Lexus GS 450h

So does petrol-electric power give latest executive car an edge over class leaders?

The original GS 450h was the world’s first rear-wheel-drive hybrid sports saloon, but its styling didn’t reflect the cutting-edge technology lurking under the bodywork. And unfortunately, the latest model does little to change that.

It’s a conservative-looking executive saloon which blends into the background rather than announcing its arrival. This isn’t unusual for Lexus, and some customers no doubt like the company’s low-key approach; it’s just a pity the GS already looks so dated.

It’s a similar story once you step inside the cabin. There’s no faulting the quality of the leather, inlays and trim, and – as you would expect in a Lexus – everything is faultlessly put together. Yet the design appears a bit too old-fashioned.

The upper section of the dashboard is focused around the 12.3-inch colour screen, but the way the plastics blend down into the display isn’t as neat a solution as the A6’s automatically retracting flat-screen. And while Lexus’ computer mouse-inspired Remote Touch Interface controller has been improved, it’s still over-sensitive and not as easy to use as the Audi and BMW systems.

There are other niggles, too. The electric park brake button is hidden away below the steering wheel, while the temperature read-out for the air-conditioning looks like it’s from an eighties’ digital watch. And although the steering column’s telescopic reach has been increased by 50mm, the Lexus still doesn’t have as wide a range of steering and seat adjustment as its rivals here.

The seats themselves are impressively comfortable, plus come heated and cooled as standard.

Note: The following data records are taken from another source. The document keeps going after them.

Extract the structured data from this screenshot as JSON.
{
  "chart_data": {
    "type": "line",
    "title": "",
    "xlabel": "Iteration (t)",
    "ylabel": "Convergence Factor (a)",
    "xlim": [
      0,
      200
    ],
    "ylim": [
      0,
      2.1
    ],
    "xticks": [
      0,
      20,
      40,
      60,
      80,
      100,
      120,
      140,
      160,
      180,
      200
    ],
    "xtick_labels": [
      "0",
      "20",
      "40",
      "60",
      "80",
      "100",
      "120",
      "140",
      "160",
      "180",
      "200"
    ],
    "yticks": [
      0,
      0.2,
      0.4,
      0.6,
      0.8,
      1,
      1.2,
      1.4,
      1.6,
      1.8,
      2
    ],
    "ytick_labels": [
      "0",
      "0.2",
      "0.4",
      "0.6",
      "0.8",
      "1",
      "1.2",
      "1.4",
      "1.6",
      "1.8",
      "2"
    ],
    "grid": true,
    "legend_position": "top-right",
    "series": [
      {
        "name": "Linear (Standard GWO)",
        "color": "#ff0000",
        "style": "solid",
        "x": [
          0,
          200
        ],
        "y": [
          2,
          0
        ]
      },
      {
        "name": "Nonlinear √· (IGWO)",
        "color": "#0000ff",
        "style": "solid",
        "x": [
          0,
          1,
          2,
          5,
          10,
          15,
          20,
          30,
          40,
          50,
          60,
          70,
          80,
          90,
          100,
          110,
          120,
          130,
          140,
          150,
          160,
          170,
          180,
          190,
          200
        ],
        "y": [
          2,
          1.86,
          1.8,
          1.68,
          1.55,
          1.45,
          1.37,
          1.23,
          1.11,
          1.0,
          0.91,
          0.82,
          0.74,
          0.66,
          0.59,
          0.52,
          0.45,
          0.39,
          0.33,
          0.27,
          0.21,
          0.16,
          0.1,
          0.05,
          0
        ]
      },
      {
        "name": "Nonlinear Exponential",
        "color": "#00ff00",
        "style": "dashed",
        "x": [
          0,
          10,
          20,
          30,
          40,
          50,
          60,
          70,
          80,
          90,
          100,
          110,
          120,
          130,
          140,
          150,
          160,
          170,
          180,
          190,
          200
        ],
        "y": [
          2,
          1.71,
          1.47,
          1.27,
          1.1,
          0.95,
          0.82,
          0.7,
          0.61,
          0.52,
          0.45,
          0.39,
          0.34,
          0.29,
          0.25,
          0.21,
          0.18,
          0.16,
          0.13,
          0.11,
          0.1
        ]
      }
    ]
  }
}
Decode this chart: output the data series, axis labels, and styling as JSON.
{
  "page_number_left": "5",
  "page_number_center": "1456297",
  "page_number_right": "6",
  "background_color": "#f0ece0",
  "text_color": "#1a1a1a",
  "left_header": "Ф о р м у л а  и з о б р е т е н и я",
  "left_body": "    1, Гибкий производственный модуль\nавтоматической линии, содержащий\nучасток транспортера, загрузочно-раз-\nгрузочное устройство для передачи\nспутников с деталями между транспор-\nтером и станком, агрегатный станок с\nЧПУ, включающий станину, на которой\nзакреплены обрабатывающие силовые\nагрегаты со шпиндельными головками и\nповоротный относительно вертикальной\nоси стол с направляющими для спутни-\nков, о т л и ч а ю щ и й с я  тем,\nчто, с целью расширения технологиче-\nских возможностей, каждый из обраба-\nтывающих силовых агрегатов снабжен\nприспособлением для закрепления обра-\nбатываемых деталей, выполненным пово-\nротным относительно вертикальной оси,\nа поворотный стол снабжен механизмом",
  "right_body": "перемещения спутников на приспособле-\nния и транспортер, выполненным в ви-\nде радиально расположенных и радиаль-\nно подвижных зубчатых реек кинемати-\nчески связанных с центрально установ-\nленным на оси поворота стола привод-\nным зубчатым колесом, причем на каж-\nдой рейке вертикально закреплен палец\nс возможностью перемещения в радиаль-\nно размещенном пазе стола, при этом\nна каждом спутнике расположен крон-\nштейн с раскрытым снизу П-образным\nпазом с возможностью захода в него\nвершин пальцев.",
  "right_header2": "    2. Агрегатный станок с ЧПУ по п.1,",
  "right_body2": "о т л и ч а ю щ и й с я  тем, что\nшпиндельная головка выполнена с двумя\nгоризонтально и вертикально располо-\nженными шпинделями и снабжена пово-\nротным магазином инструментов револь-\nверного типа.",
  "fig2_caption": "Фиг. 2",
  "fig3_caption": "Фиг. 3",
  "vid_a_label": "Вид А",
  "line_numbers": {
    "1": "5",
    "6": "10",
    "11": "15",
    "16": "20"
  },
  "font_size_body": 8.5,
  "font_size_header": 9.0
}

In the back, passenger space is adequate, but with no increase in wheelbase over the outgoing model, there’s a fraction less legroom than in the Audi or BMW.

The biggest improvement over the old car is a 55 per cent increase in boot space, which comes as a result of better battery packaging, although the 465-litre capacity is still 55 litres smaller than the BMW’s.

Still, the nickel-metal hydride batteries, electric motor and 286bhp 3.5-litre V6 petrol engine combine to deliver a maximum output of 341bhp – meaning that the GS has the performance to match the large-capacity diesels in this test.

Despite weighing in at a hefty 1,930kg, the Lexus accelerates from 0-60mph in 5.9 seconds – a mere four tenths behind the BMW. On paper, in-gear response trails the diesels slightly, but in reality none of the cars in this test is short on acceleration when you press the throttle.

The V6 engine itself is unobtrusive to the point of being bland, while under hard acceleration the CVT transmission keeps the revs high for long periods, contrasting with the effortless torquey refinement of the BMW and Audi. Around town you get the benefit of silent zero-emissions driving, but anything other than very light throttle inputs will see the petrol engine cut back in. Pick up speed and refinement continues to be a strong point, yet despite a soft set-up the suspension fails to iron out imperfections, and the ride is unsettled over poor surfaces.

The GS also struggles to control roll in corners. There’s more body movement than in its rivals, while the light steering lacks feel. Worse still, the regenerative braking set-up results in an uneven and grabby pedal response.

On the plus side, improved hybrid technology means the GS 450h is 20 per cent more  fuel efficient than the outgoing model and produces only 141g/km of CO2 – so it’s the cleanest in our test on paper.

Add in the lowest list price and it’s also the cheapest company car, although if you opt for the racy £50,995 F Sport model, the Benefit in Kind tax bill rises steeply. Regardless of spec, you’re likely to suffer average fuel returns and heavy depreciation – we managed only 30.8mpg and our experts predict 30.9 per cent residuals.

So bearing in mind the GS 450h’s dynamic compromises, it’s clear that Lexus has a tough job on its hands to steal sales from established diesel executive models.


Chart position: 3Why? The GS has always been an alternative choice to the upmarket European saloons that dominate this sector. Can all-new model finally shake up the class order?